基金supported by the National Natural Science Foundation of China(21373019,21433001,21690081)
文摘2,5-Furandicarboxylic(FDCA) is a potential substitute for petroleum-derived terephthalic acid, and aerobic oxidation of5-hydroxymethylfurfural(HMF) provides an efficient route to synthesis of FDCA. On an activated carbon supported ruthenium(Ru/C) catalyst(with 5 wt% Ru loading), HMF was readily oxidized to FDCA in a high yield of 97.3% at 383 K and 1.0 MPa O_2 in the presence of Mg(OH)_2 as base additive.
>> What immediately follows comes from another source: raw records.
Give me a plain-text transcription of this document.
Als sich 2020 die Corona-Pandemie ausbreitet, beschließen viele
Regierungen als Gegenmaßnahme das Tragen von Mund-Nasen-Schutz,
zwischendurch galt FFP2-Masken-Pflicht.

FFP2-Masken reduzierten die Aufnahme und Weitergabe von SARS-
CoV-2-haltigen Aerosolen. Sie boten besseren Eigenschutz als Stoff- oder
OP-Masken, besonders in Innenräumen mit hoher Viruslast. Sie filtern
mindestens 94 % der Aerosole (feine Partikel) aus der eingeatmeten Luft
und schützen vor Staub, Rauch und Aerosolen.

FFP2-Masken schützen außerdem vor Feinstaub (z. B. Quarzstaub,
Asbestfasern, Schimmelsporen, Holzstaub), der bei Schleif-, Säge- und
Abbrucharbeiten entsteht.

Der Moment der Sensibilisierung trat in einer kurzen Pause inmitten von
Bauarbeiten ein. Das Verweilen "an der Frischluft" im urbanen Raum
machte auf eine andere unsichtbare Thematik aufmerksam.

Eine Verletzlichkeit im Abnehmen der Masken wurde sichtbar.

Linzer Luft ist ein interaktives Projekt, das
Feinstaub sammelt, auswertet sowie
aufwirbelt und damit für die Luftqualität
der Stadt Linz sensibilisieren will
Ru/C was superior to Pt/C and Pd/C and also other supported Ru catalysts with similar sizes of metal nanoparticles(1–2 nm). The Ru/C catalysts were stable and recyclable, and their efficiency in the formation of FDCA increased with Ru loadings examined in the range of 0.5 wt%–5.0 wt%. Based on the kinetic studies including the effects of reaction time, reaction temperature, O_2 pressure, on the oxidation of HMF to FDCA on Ru/C, it was confirmed that the oxidation of HMF to FDCA proceeds involving the primary oxidation of HMF to 2,5-diformylfuran(DFF) intermediate, and its sequential oxidation to 5-formyl-2-furancarboxylic acid(FFCA) and ultimately to FDCA, in which the oxidation of FFCA to FDCA is the rate-determining step and dictates the overall formation rate of FDCA. This study provides directions towards efficient synthesis of FDCA from HMF, for example, by designing novel catalysts more efficient for the involved oxidation step of FFCA to FDCA.